Per caratterizzare ulteriormente il periodo
segnalando
le lusinghe
dell’Occidente,
Pawlikowski introduce nella colonna sonora
alcune canzoni italiane («I Found My Love in
Portofino» e «Guarda che Luna» di Fred
Buscaglione, «Ventiquattromila baci» di
Adriano Celentano) eseguite da un complessino
nel solito, squallido night d’albergo già visto
tante volte in altre cinematografie dell’Est del
periodo. Non a caso Pawlikowski cita tra i film
preferiti Gli amori di una bionda di Milos
Forman. Ma il sassofonista Lis è un ammiratore di John Coltrane, Naima (2), una delle pietre
miliari di questo gigante del jazz, costituisce l’altra faccia della medaglia, la musica afroamericana
in cui si è formata una generazione di intellettuali e una “scuola” della quale fu il capofila Krzysztof
Komeda, pianista di talento e autore di memorabili scores, per Polanski ma anche Skolimowski,
Wajda, Hoffman e Carlsen, scomparso a soli trentotto anni in seguito a un assurdo incidente.

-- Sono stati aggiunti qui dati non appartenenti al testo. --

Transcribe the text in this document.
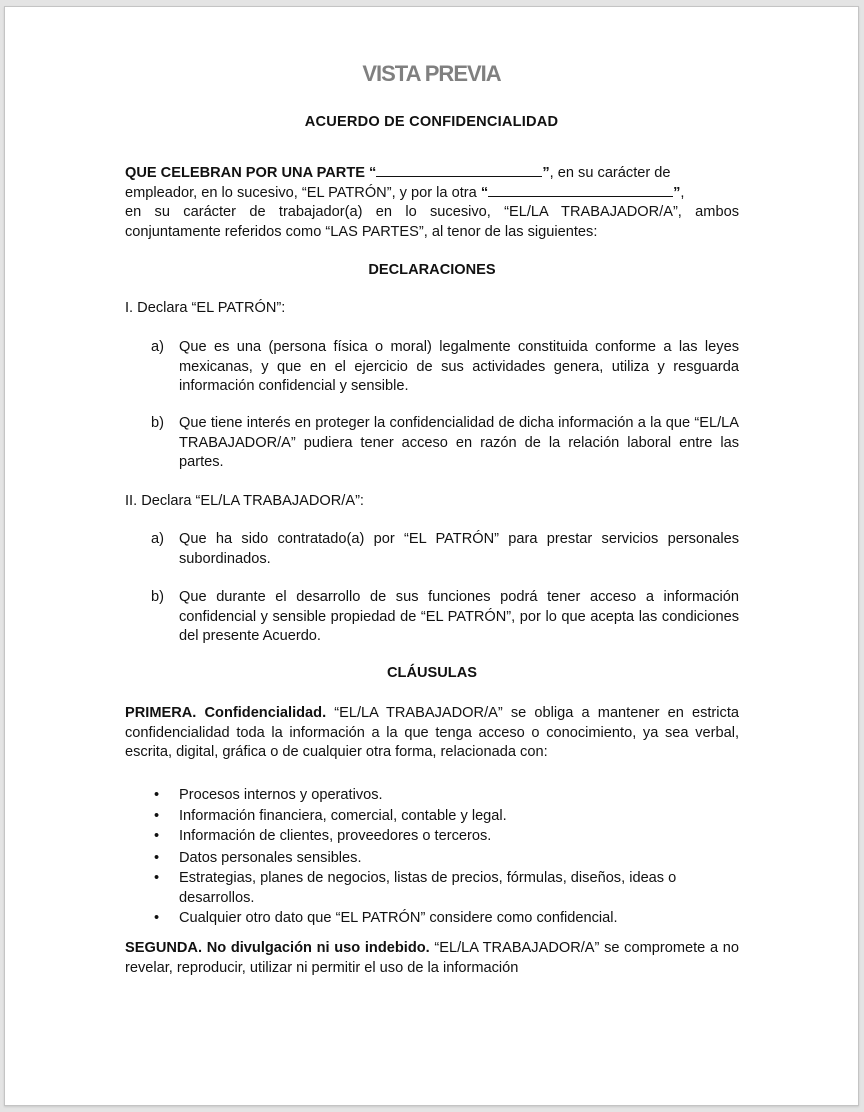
VISTA PREVIA
ACUERDO DE CONFIDENCIALIDAD
QUE CELEBRAN POR UNA PARTE “	”, en su carácter de
empleador, en lo sucesivo, “EL PATRÓN”, y por la otra “	”,
en su carácter de trabajador(a) en lo sucesivo, “EL/LA TRABAJADOR/A”, ambos
conjuntamente referidos como “LAS PARTES”, al tenor de las siguientes:
DECLARACIONES
I. Declara “EL PATRÓN”:
a) Que es una (persona física o moral) legalmente constituida conforme a las leyes mexicanas, y que en el ejercicio de sus actividades genera, utiliza y resguarda información confidencial y sensible.
b) Que tiene interés en proteger la confidencialidad de dicha información a la que “EL/LA TRABAJADOR/A” pudiera tener acceso en razón de la relación laboral entre las partes.
II. Declara “EL/LA TRABAJADOR/A”:
a) Que ha sido contratado(a) por “EL PATRÓN” para prestar servicios personales subordinados.
b) Que durante el desarrollo de sus funciones podrá tener acceso a información confidencial y sensible propiedad de “EL PATRÓN”, por lo que acepta las condiciones del presente Acuerdo.
CLÁUSULAS
PRIMERA. Confidencialidad. “EL/LA TRABAJADOR/A” se obliga a mantener en estricta confidencialidad toda la información a la que tenga acceso o conocimiento, ya sea verbal, escrita, digital, gráfica o de cualquier otra forma, relacionada con:
• Procesos internos y operativos.
• Información financiera, comercial, contable y legal.
• Información de clientes, proveedores o terceros.
• Datos personales sensibles.
• Estrategias, planes de negocios, listas de precios, fórmulas, diseños, ideas o desarrollos.
• Cualquier otro dato que “EL PATRÓN” considere como confidencial.
SEGUNDA. No divulgación ni uso indebido. “EL/LA TRABAJADOR/A” se compromete a no revelar, reproducir, utilizar ni permitir el uso de la información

«Il periodo che mostro in Ida corrisponde a un’Europa dell’Est molto viva, aperta, contraddittoria;
si diceva della Polonia che era “la baracca più divertente” nel lager comunista. Produceva arte,
teatro, musica, tra cui il jazz, con una certa rinomanza internazionale, mentre adesso assomiglia un
po’ a tutto il mondo. Avevo questa immagine uscita dall’infanzia forse idealizzata della Polonia, ma
anche dei ricordi concreti: le auto, certa musica pop, la malinconia e l’ironia della gente» (3). Ma
poiché, come abbiamo anticipato, il film mette in campo degli assoluti, nei momenti topici vengono
proposti il Mozart della Sinfonia n. 41 in do maggiore K.551 “Jupiter” per Wanda, un corale
bachiano nella trascrizione pianistica di Busoni per Ida, la prima diretta da Bruno Walter, il secondo
eseguito da Alfred Brendel, entrambi dunque filologicamente pertinenti anche dal punto di vista
cronologico.
L’essenzialità, l’ellissi, il non detto, segnano caparbiamente la cifra stilistica di Pawlikowski a
partire dalla durata stessa del film, che riesce a comprimere in poco meno di ottanta minuti un
materiale immaginario e una prospettiva storica evidentemente elaborati a lungo. Tanto che,
volendo, da essi si può perfino prescindere, arrivando ad apprezzare Ida per quello che è a un primo
livello di lettura: la storia di due donne diverse per età, cultura, scelte di vita, esperienze, coscienza
di sé, e tuttavia dalle personalità complementari piuttosto che contrapposte. Dopo la giovanissima
coppia omosessuale e “cannibale” Emily Blunt-Nathalie Press di My Summer of Love, l’esordiente,
limpida Agata Trzebuchowska e l’esperta, tormentata Agata Kulesza vanno a comporre un dittico
femminile non indegno di quello formato da Bibi Andersson e Liv Ullmann nel bergmaniano
Persona, confermando il regista come attrezzato e sensibile women’s director.